No offers were made, however, while Saudi Arabia was also not cornered as a separate market, which could have offered an alternative solution.
All 20 clubs voted on the latest proposal, which matches the current contract – until 2022 – and is the league’s biggest overseas contract at the moment.
It was voted by a margin of 19-1, with only Newcastle – the subject of a failed £ 300million takeover bid by the Saudi Arabia Public Investment Fund – having voted against the decision.
Premier League chief executive Richard Masters said: “We are pleased to enter into a meaningful agreement with beIN SPORTS, which is a long-standing and valued partner.
“They have an exceptional track record of delivering premium Premier League content across all of its platforms.
“Our clubs have millions of passionate fans across the Middle East and North Africa and beIN has played an important role in promoting the Premier League and helping to engage these fans with our clubs and players.
“Dedicated coverage of every Premier League match, along with comprehensive support programming and digital content, have helped to increase interest in our clubs and we look forward to continuing our fantastic partnership with beIN. ”
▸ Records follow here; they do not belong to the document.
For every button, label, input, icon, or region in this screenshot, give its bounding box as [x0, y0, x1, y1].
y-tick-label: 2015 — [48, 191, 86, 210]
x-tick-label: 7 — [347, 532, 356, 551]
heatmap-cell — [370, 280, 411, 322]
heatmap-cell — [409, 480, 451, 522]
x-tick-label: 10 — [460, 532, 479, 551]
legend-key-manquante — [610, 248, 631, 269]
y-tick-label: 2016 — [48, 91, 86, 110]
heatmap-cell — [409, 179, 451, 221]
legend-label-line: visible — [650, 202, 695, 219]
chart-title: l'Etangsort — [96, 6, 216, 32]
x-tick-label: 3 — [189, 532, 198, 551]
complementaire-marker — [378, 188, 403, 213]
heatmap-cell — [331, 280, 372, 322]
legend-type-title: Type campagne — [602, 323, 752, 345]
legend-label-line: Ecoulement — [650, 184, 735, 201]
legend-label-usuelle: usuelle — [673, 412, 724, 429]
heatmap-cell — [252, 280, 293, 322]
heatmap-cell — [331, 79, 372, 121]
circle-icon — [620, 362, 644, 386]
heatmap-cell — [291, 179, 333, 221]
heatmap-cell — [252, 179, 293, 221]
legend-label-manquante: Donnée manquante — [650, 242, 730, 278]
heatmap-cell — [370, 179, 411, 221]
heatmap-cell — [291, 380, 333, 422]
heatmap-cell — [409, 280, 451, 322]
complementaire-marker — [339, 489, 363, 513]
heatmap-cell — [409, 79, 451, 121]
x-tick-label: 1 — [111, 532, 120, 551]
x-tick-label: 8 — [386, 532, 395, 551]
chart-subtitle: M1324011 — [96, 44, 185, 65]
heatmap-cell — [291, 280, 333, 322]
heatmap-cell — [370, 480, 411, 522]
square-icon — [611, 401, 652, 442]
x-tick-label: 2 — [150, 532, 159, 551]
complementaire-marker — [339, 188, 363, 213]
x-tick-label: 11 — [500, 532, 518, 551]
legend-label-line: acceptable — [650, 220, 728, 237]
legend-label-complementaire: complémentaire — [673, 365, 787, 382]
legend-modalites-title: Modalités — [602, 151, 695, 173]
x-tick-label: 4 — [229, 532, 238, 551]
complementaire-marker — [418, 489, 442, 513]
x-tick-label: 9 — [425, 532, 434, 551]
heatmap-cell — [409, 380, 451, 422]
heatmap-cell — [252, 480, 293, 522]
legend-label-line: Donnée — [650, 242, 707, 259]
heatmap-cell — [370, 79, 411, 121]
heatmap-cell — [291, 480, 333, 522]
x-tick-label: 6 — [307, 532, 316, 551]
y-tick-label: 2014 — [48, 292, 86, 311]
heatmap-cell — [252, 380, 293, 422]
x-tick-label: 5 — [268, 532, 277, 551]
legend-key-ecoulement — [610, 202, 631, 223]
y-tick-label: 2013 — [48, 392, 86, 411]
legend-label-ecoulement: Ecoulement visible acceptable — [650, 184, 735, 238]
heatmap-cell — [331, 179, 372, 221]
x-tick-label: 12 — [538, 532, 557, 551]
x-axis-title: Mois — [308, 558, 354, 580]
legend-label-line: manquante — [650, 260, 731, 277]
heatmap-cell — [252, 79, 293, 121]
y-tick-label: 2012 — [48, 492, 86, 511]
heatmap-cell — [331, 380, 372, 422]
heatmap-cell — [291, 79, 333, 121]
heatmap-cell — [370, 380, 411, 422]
BeIN media group chairman Nasser Al-Khelaifi said: “We are delighted to renew our long-standing and trusted partnership with the Premier League until 2025.
“This agreement demonstrates that rights holders who do the most to protect their intellectual property are also doing the most to protect the value of their media rights.
“BeIN is proud to be the official Premier League partner in the 24 countries of the Middle East and North Africa, and we look forward to inspiring and thrilling the millions of Premier League fans in the region both in the run-up to the FIFA 2022 World Cup and for many years beyond. ”
Hostility between the Toons and the Premier League is not lacking following the failed Saudi takeover, which saw the state-owned PIF withdraw from the deal to buy 80% of Newcastle with Amanda Staveley and the Reuben brothers in July.
The Saudi state had previously failed to stop the industrial-scale pirating of Premier League TV matches and blocked all legal offers to stop it by the Premier League.
Qatar-based BeIN Sports duly called on the Premier League to block the Newcastle takeover in April.
In September, Newcastle owner Mike Ashley threatened legal action against the Premier League, saying they had officially blocked the takeover in a firmly worded statement.
The Premier League quickly fought back, accusing Ashley of leaking ‘incorrect’ information and insisting there had been no rejection as the offer was withdrawn in July.
However, it was confirmed last month that the club “have initiated arbitration proceedings against the EPL”.